Figure out how much you can afford to pay out of your own pocket. I know you just winced in pain at the idea, but as frugal people, paying as you go is almost always a good option. Obviously, when determining your ability to contribute to your own college costs, don’t include any income you were expecting to earn from jobs funded through the work-study program. Those funds are in limbo and cannot be counted on.

In fact, there’s no reason to not try and pay for some of your college out-of-pocket. Especially of you are looking at borrowing through a private education loan program. The costs of such loans are often simply not worth the long-term interest, which is well above the prime rate, if you have the ability to pay some of the expenses yourself.

If your income or savings just isn’t where you think it needs to be, another thing to do is apply for scholarships to try and make up the shortfall. After filling out the FAFSA, you will have some idea of what your Expected Family Contribution (EFC) will be. If not, visit the College Navigator, an online tool from the National Center for Education Statistics, which can help you estimate your EFC. Once you have the number, make it your target for scholarship dollars.

If your EFC is higher than you think it should be, be prepared to shop schools. If sequestration goes into effect and your aid award is cut for the next academic year, perhaps it would be a good time to knock out some generals at a community college. Work with your school to make sure that the credits will transfer back and count toward your degree. The per-credit cost at junior or community colleges tend to be significantly lower than at four-year institutions and universities.

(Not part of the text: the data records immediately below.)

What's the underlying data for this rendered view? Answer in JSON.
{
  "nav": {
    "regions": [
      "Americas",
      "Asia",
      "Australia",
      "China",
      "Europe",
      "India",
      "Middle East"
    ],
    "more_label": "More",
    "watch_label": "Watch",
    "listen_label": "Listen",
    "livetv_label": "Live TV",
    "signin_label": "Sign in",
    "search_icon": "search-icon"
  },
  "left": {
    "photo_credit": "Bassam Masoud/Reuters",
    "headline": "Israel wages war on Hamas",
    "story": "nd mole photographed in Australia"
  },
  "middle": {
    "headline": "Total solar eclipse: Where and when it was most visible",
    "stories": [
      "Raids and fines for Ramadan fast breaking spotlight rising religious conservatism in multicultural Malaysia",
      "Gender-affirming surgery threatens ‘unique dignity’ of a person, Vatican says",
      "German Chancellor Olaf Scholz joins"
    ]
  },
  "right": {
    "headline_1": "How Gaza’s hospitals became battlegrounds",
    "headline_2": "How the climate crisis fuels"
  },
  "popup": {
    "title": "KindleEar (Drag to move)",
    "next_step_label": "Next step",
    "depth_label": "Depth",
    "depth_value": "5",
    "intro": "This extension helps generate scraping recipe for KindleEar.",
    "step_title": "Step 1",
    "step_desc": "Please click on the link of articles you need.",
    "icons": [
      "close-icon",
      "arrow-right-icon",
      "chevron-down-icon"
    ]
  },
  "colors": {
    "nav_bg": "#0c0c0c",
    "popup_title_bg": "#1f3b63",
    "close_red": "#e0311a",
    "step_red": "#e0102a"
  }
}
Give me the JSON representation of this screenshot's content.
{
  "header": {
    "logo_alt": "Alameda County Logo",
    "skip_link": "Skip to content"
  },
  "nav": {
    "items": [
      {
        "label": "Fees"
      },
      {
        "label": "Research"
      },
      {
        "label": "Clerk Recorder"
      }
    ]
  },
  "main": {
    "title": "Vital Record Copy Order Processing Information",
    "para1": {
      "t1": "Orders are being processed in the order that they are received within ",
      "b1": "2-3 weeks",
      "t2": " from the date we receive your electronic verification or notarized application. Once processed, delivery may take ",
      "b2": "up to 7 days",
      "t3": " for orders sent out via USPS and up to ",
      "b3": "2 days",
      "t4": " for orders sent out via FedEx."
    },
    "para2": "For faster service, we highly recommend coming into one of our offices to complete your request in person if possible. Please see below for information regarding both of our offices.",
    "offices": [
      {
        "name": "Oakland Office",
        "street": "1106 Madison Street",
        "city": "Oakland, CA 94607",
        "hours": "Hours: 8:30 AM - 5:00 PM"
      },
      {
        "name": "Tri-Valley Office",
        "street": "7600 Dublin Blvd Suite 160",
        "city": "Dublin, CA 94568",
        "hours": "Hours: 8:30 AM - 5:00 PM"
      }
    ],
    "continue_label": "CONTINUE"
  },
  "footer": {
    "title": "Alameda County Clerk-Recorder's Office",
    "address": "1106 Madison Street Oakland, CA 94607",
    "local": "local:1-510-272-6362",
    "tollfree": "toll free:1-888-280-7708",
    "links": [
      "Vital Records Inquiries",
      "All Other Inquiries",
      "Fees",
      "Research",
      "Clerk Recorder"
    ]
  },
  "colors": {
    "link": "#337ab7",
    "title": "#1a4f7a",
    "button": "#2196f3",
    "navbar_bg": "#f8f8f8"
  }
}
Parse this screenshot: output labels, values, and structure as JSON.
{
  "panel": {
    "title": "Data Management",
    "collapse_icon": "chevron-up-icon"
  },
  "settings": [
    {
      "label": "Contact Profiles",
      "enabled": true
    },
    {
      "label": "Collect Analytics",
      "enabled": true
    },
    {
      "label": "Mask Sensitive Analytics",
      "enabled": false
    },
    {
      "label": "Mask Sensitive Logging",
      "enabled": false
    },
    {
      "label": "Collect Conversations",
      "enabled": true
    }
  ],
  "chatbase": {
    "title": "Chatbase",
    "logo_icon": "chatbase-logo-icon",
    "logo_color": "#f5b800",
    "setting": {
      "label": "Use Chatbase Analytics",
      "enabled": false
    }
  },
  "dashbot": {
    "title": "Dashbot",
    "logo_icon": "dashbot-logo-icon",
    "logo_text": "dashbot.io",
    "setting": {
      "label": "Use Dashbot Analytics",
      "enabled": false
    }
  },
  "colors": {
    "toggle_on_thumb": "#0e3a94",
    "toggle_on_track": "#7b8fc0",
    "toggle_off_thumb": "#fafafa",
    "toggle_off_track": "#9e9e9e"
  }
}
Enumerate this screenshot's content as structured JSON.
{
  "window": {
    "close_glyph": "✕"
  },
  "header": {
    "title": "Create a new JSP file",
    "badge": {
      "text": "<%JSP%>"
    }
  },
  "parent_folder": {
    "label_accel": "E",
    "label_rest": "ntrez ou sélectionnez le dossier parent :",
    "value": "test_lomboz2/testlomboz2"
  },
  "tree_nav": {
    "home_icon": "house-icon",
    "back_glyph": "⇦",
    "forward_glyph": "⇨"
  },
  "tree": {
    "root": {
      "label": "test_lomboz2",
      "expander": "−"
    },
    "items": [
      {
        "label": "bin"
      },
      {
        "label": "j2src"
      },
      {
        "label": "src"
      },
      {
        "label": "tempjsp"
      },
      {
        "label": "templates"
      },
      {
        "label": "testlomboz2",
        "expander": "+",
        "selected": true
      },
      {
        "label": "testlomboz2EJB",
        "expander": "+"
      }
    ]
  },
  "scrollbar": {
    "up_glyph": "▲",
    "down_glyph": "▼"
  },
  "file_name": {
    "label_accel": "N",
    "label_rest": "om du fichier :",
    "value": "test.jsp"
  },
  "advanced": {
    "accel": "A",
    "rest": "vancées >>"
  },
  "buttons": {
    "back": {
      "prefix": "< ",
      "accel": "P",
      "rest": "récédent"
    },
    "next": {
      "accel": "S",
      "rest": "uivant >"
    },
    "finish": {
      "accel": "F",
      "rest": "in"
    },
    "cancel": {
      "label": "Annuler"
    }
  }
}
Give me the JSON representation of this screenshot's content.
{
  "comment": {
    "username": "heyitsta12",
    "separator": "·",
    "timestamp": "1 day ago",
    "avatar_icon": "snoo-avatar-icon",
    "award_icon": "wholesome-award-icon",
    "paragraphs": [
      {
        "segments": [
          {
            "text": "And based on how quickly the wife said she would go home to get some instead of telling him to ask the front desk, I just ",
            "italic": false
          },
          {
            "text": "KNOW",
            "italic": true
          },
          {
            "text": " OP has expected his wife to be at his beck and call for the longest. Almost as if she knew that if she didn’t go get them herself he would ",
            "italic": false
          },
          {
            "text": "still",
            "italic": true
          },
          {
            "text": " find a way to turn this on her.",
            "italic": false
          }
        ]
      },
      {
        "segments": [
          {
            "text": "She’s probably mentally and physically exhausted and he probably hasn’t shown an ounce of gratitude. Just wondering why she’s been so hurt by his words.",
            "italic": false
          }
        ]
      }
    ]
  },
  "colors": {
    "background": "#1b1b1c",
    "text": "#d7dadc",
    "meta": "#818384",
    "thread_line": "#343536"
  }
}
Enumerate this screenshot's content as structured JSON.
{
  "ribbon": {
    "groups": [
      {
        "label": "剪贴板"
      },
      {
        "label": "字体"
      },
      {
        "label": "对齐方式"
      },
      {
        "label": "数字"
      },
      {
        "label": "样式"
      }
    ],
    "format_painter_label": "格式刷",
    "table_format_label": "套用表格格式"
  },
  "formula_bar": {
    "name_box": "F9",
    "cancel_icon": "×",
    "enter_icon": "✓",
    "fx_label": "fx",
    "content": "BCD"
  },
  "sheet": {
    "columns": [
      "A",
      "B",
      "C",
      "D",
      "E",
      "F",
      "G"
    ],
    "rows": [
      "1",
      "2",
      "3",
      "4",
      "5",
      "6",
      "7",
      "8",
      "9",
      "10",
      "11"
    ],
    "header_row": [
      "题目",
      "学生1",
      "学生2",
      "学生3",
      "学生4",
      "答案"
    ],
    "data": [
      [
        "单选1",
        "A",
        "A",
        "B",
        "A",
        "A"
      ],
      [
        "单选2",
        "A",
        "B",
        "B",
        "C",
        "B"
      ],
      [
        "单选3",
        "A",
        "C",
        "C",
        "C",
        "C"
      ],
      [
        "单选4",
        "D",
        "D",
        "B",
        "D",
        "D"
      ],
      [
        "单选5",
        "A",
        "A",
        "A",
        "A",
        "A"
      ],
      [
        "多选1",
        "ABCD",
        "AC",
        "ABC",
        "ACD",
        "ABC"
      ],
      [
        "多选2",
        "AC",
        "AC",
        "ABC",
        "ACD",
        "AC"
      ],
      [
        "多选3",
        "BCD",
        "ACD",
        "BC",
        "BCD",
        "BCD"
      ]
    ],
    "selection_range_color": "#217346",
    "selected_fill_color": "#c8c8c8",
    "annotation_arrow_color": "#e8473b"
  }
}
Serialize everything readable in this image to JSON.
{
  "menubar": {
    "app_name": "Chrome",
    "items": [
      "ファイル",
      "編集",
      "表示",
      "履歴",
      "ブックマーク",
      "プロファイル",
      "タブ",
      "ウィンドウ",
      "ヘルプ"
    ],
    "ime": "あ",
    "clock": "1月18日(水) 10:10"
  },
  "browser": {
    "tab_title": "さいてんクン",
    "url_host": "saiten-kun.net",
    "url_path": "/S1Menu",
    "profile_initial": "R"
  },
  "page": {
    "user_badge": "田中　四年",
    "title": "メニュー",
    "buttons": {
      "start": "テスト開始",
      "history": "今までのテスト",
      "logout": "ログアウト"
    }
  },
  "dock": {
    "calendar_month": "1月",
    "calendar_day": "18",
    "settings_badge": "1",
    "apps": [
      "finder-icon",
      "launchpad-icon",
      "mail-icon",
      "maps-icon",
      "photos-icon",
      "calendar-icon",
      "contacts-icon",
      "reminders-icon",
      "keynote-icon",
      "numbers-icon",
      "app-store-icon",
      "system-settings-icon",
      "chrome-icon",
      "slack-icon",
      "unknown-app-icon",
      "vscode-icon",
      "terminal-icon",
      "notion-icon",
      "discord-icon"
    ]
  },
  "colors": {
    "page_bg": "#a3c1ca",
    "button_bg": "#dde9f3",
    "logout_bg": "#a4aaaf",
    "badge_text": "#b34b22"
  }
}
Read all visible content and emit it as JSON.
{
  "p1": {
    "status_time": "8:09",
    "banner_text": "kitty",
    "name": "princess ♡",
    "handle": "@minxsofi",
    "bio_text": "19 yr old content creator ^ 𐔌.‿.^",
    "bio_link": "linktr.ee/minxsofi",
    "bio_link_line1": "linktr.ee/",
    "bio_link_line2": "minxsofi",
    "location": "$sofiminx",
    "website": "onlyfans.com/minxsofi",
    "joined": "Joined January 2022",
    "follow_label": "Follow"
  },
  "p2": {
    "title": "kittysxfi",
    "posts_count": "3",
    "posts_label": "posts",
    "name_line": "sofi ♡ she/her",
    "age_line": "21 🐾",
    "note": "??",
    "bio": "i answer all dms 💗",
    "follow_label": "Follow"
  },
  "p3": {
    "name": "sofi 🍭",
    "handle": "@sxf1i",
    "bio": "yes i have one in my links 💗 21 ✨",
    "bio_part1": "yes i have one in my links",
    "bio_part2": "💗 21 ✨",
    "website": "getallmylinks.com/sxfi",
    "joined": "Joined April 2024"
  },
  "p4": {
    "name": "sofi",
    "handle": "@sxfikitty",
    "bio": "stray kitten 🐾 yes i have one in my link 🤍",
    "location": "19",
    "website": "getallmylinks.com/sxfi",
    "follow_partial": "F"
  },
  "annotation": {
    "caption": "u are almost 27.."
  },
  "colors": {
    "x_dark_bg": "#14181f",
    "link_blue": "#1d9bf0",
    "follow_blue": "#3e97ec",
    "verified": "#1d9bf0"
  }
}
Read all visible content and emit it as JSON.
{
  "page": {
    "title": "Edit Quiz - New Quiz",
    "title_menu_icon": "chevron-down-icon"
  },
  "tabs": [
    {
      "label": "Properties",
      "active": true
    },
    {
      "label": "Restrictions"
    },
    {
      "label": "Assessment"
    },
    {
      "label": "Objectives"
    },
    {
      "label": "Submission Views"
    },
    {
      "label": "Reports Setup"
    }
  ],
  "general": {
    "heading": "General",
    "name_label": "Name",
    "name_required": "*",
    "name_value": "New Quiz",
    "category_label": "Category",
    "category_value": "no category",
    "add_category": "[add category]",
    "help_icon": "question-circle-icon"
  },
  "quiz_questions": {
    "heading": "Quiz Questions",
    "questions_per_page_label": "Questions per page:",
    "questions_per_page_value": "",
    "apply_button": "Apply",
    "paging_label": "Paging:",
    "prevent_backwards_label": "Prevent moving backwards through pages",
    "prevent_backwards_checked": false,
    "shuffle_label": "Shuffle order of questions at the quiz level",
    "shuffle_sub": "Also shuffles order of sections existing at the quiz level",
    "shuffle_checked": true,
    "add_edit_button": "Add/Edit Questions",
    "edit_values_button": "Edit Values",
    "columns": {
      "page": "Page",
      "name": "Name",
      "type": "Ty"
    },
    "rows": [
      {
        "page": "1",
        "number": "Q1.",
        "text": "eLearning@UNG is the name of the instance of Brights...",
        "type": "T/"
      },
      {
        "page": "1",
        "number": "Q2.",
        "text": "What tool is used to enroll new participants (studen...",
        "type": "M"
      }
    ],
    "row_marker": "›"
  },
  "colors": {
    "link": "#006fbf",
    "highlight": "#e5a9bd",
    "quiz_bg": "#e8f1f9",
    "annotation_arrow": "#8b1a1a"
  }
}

The fiscal cliff may be looming ahead, but some preparation and thought on your part can help you weather any negative consequences from the sequestration. And if you’re able to cover some costs without borrowing money, your education will be more valuable in the long run.

 

Comments

  1. I’m glad you covered this topic for college students, but I was hoping you’d be covering it as a more generic “prep for sequestration” article! I don’t know how many other readers like me are possibly affected by the federal budget issues, but I’m hoping you’d be willing to do a story about tips to prepare for a furlough (as most civilian federal employees are facing in a few weeks).
    Aside from the typical advice of have emergency savings (which we do), and cut out the extras (already done because I’m only working part-time while in grad school, so no cable, cheapest pre-paid cell phones, etc.), what else could we do? Getting a second job is highly unlikely, not only is it hard to find a job right now at all, but also all the federal employees are already applying for second jobs (and we live in a highly saturated military/federal employee area). For example, one tip that appeared no where online when I searched for advice that I thought of was cut 401k/TSP contributions to 0% temporarily (to me, this is obviously acceptable for a short term of 6 months to make sure we can pay the mortgage and for food). This is where a furlough can be different from a layoff, just like there is no unemployment compensation to help out (at least in our state) for reduced hours.